A private cryptocurrency is a currency whose transaction information is not disclosed. That means you can’t check what’s going on with the currency and its background.

A public cryptocurrency is one whose transaction information is publicly available. For this reason its background can be checked and it is more reliable.

However, the bill to be introduced by the government will also have to understand how private cryptocurrency will be defined. The government can privatize all types of cryptocurrencies if it wishes.

Also, look at the potential for cryptocurrencies in the bill

  • Reserve Bank of India (RBI) may issue a new digital currency. This will be a government or public cryptocurrency.
  • The government should separate the private and public cryptocurrencies and completely ban the private and bring some rules for the public. We do not have much private cryptocurrency in the market, for this reason the market will not be affected much.
  • The government can regulate and tax cryptocurrencies in a very general way. Long term, short term or how many cryptocurrencies you are buying / selling can be taxed.
  • The government can bring its own wallet. This wallet will be issued by RBI and through it you will be able to buy / sell cryptocurrency. This will maintain a record of all transactions involving cryptocurrency. It will also increase the confidence of cryptocurrency investors in the government.

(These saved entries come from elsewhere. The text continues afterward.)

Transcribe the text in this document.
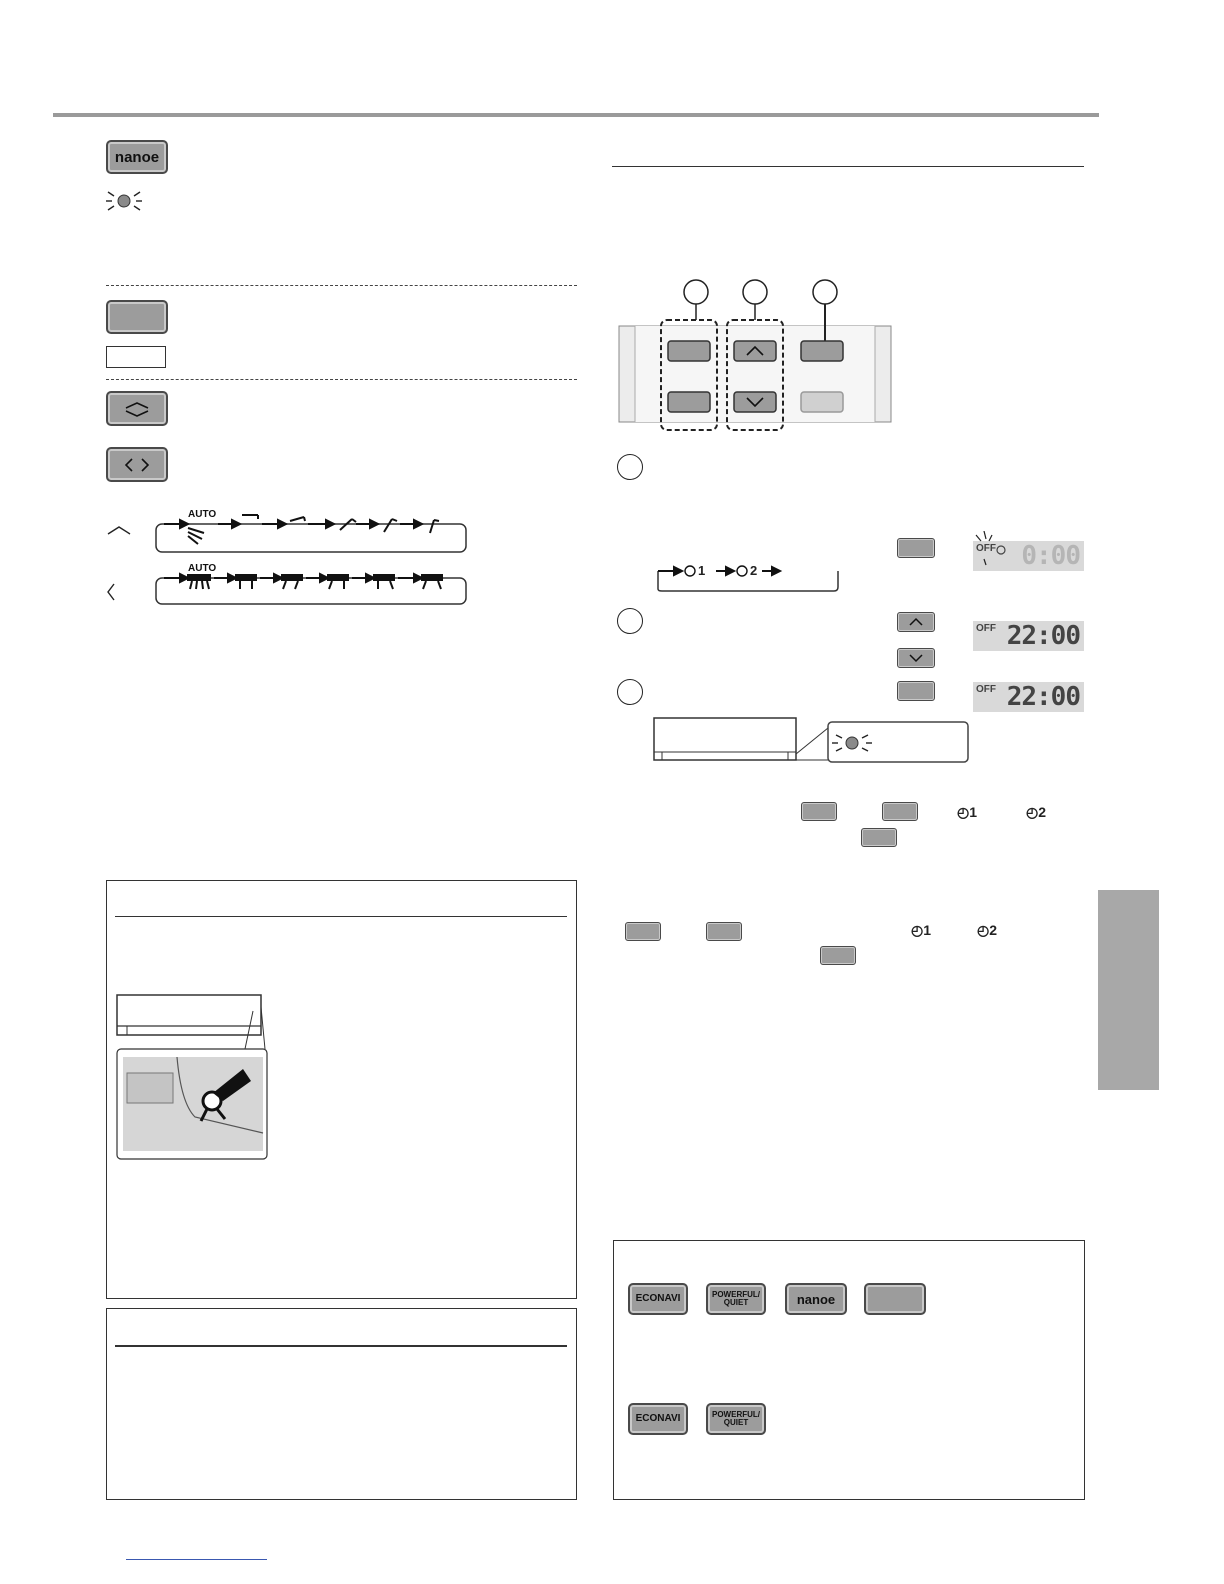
nanoe
AUTO
AUTO
OFF 0:00
1	2
OFF 22:00
OFF 22:00
◴1	◴2
◴1	◴2
ECONAVI	POWERFUL/
QUIET	nanoe
ECONAVI	POWERFUL/
QUIET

Can’t the government completely ban cryptocurrency?
The control of any government is limited to its country but the world of internet has no boundaries. No one realizes what the server is doing on the Internet. At the same time crypto is in encrypted form and has a lot of value in the international market. Hence the government can never completely ban. Even if the government imposes a ban, people can still trade it in their own way. One of the characteristics of crypto is that it is not controlled by any government, bank or individual.

At the same time, most of the cryptocurrency exchanges are not registered in India. Even if the Indian government makes a law, it is possible that it will not make much difference to them.

How is cryptocurrency prepared?
Cryptocurrencies are mined. This is virtual mining. In which one has to solve a very complex digital puzzle to get cryptocurrency. Solving this conundrum requires its own algorithm (programming code) as well as a lot of computing power. So theoretically we can say that anyone can create a cryptocurrency but in practical terms it is a very difficult task to create.

Why is cryptocurrency considered risky?
When you talk about rupee, dollar, yen or pound, it is controlled by the central bank of the issuing country. How much and when this currency will be printed is decided by looking at the economic situation of the country but no one has control over cryptocurrency. It is a completely decentralized system. No government or company can control it. For the same reason it is also dangerous.